At Javani’s event, members of the anti-immigrant Dominion Society called for mass deportations. Javani responded: “Look, my personal view on this is that a moratorium on immigration is not a bad idea, right?” The Dominion Society subscribes to the white supremacist “great replacement” conspiracy theory, which falsely claims that political elites are deliberately replacing white populations with non-white immigrants. Thus, they call for the deportation of four to eight million people — including permanent residents, temporary visa holders, and foreign workers. With anti-immigration sentiment running high, groups like the Dominion Society are seeking to move their ideas into the political mainstream.
Anti-immigrant groups decry immigration as a threat to Canadian culture and national identity. The irony is that they have little genuine interest in either. They go out of their way to demean the contributions of immigrant communities and disparage national institutions like the Charter and the Multiculturalism Act, which safeguard our freedom to explore and share our cultural identities. When it comes to the real threat to Canadian culture—American imperialism—they have nothing to say. This is no surprise; they would prefer Canada to resemble the United States, particularly Donald Trump’s version of it. They neither understand nor seem to like the culture of the nation they claim to defend.

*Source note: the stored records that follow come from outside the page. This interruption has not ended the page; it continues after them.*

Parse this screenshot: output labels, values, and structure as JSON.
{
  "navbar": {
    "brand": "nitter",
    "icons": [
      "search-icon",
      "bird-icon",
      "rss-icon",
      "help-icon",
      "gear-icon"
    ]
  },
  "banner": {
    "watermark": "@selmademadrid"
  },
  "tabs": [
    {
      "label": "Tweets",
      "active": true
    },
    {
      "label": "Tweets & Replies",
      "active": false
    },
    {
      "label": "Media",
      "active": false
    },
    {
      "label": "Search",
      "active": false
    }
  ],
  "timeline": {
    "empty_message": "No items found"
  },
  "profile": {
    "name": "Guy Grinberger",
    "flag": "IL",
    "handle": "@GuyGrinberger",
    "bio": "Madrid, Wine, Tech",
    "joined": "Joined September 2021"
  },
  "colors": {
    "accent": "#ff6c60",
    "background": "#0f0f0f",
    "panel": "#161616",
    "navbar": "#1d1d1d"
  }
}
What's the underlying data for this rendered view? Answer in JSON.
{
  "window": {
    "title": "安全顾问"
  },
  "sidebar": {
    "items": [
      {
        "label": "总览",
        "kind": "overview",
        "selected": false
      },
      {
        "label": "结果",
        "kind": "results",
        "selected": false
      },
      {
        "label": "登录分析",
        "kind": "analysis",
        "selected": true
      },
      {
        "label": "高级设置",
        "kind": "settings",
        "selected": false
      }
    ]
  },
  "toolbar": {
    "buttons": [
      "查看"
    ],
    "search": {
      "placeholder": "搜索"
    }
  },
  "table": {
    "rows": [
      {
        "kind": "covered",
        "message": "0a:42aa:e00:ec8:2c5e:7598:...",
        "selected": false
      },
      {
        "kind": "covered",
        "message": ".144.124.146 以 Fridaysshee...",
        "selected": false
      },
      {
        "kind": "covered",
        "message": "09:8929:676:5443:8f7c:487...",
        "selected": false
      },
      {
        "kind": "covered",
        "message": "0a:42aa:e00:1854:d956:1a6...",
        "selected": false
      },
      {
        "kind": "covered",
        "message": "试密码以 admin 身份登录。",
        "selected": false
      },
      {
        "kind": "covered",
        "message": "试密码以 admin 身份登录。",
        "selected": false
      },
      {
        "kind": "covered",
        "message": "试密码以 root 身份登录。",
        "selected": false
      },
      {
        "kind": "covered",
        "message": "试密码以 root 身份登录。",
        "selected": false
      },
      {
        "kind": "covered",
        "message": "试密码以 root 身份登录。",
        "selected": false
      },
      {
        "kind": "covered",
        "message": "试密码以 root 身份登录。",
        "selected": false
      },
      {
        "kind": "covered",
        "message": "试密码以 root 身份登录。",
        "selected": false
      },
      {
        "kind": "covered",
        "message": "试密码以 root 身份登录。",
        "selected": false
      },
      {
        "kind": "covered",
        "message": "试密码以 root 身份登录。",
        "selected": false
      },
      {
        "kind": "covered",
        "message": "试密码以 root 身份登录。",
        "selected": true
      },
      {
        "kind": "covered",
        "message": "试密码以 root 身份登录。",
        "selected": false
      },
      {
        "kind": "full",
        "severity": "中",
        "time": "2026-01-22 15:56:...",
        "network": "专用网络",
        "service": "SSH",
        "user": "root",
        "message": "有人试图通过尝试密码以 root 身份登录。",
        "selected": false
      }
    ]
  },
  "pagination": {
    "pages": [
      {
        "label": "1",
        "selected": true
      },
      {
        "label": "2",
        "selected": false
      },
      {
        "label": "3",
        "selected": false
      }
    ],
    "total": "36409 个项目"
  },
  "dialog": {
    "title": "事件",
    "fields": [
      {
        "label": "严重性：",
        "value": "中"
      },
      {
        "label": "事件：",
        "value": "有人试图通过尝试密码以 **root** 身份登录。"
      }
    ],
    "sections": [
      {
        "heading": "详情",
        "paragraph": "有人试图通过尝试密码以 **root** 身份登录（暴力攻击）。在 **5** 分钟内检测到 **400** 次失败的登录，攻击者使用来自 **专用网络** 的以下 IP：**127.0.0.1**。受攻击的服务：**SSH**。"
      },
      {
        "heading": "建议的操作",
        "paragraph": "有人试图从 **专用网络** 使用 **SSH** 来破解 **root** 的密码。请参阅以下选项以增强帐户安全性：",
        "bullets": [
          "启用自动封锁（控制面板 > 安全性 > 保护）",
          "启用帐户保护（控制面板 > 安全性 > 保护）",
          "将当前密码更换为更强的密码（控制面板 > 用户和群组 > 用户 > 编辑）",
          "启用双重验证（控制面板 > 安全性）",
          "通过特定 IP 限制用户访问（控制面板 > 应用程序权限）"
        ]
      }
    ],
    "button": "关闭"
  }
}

At the outset, I noted that anti-immigration attitudes range from the benign belief that we should reduce immigration levels to the racist demand for mass deportations. These views should not be conflated. We can have a sober national conversation about how much immigration is appropriate to meet our social and economic goals. But scapegoating immigrants for the state of housing, health care, or employment helps no one. It obscures the real causes of these crises and stokes resentment against vulnerable members of our communities.
Eric Wilkinson is a postdoctoral fellow in the Department of Philosophy at the University of British Columbia.